There are 28 different species of bat found here in Arizona, and while most of our bat species are insectivores (insect eaters), two of our bat species are nectarivores (flower nectar drinkers), the endangered Lesser Long-nosed Bat (Leptonycteris curasoae yerbabuenae) and the Mexican Long-tongued Bat (Choeronycteris mexicana). These nectarivorous bats are pollinators of many of our native plants like Palmer's Century Plants (Agave palmeri), Saguaros (Carnegiea gigantea), and Organpipe Cacti (Stenocereus thurberi).
Lesser Long-nosed Bats and other nectarivorous bats can be distinguished from insectivorous bats by their larger eyes, smaller ears, and long, nectar-licking tongues (not visible unless they are feeding). Lesser Long-nosed Bats come in varying shades of brown, and some individuals have cinnamon-colored fur.
Lesser Long-nosed Bats are members of the Leaf-Nosed Bat Family (Phyllostomidae), and like most other members of this family, they posses a noseleaf (a fleshy protuberance on top of the nose).
Lesser Long-nosed Bats look very similar to Mexican Long-tongued Bats, but they are tailless and have noticeably shorter, broader snouts and warmer brown fur.
Lesser Long-nosed Bats are found here in southern Arizona in the spring, summer, and early fall, and they will spend the winter in Mexico. The already pregnant females will arrive here in late April, and they will congregate in large numbers in their traditional maternity colonies in caves or old mines in order to give birth and raise their young. Each female gives birth to a single offspring. Saguaro cacti bloom here in the Sonoran Desert in May and June, and the large, nectar-filled flowers of the Saguaro are a major food source for these nectarivorous bats. However, Lesser Long-nosed Bats are not strict nectarivores and will also eat the Saguaro fruits when they ripen.

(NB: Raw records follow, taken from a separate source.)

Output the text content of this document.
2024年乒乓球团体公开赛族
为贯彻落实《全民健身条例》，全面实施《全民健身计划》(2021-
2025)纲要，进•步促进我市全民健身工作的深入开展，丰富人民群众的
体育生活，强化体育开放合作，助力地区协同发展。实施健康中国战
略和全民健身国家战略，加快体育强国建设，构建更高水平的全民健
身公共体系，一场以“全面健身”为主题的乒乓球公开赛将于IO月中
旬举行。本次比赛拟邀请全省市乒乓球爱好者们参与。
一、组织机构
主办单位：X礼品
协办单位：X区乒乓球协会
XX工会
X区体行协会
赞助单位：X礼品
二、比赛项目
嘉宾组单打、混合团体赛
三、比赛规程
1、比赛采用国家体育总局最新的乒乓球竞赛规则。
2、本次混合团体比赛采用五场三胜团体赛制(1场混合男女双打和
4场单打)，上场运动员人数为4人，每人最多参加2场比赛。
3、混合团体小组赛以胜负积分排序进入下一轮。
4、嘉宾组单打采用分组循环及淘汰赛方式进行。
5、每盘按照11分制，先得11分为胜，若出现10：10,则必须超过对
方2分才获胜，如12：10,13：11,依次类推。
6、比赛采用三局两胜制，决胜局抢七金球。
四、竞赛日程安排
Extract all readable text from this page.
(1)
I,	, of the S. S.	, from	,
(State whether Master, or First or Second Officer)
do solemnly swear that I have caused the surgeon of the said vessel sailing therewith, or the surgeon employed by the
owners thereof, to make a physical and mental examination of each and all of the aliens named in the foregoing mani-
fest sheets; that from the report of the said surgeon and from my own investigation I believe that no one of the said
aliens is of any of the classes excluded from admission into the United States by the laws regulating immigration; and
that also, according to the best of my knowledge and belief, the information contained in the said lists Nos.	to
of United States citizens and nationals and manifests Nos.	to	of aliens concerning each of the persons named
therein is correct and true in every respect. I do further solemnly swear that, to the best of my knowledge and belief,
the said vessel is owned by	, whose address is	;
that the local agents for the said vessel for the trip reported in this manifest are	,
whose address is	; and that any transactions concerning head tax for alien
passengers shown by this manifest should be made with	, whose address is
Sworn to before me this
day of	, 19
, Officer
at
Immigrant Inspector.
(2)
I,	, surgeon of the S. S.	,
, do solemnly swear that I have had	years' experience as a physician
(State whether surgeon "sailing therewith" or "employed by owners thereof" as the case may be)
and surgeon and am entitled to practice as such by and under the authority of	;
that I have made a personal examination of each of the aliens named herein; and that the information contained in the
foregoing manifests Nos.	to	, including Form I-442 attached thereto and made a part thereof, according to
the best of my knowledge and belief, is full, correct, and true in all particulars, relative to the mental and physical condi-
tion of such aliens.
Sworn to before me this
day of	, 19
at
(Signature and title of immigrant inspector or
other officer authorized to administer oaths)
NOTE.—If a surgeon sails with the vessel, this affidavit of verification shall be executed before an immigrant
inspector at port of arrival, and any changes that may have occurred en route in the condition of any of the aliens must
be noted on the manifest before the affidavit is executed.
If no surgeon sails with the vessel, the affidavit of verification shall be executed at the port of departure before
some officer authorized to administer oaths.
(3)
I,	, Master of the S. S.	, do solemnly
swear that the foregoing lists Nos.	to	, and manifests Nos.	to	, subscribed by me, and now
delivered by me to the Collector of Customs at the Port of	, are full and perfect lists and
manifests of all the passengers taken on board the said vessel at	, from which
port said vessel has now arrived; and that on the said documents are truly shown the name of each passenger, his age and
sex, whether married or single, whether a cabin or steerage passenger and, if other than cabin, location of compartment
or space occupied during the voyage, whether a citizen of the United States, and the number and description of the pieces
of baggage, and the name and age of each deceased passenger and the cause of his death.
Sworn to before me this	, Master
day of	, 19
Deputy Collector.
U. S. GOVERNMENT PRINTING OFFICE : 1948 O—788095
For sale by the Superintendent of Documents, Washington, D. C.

Male Lesser Long-nosed Bats do not arrive here in Arizona until sometime in July, and by this time most of the females and young have already left the maternity colonies and are off feeding on Agave flowers at higher elevations.
Flower nectar and cactus fruits are not the only things that Lesser Long-nosed Bats will feed on. Looking for additional food sources to help prepare them for their fall migration (especially in drought years), these clever bats have learned to use hummingbird feeders. Both Lesser Long-nosed Bats and Mexican Long-tongued Bats are annual visitors to my Tucson hummingbird feeders in late August to early October. If you've ever wondered why your southern Arizona hummingbird feeder is mysteriously emptied every night at this time of year, these hungry bats are the likely cause.
With their diet of liquid nectar, yellow pollen, and red cactus fruit, the watery, bright yellow or magenta guano that these nectarivorous bats produce is quite unlike that of other bats, and it can be used as a distinctive sign of their presence, either in caves, mines, or under hummingbird feeders (move feeders off of patios during bat season if they are making a mess).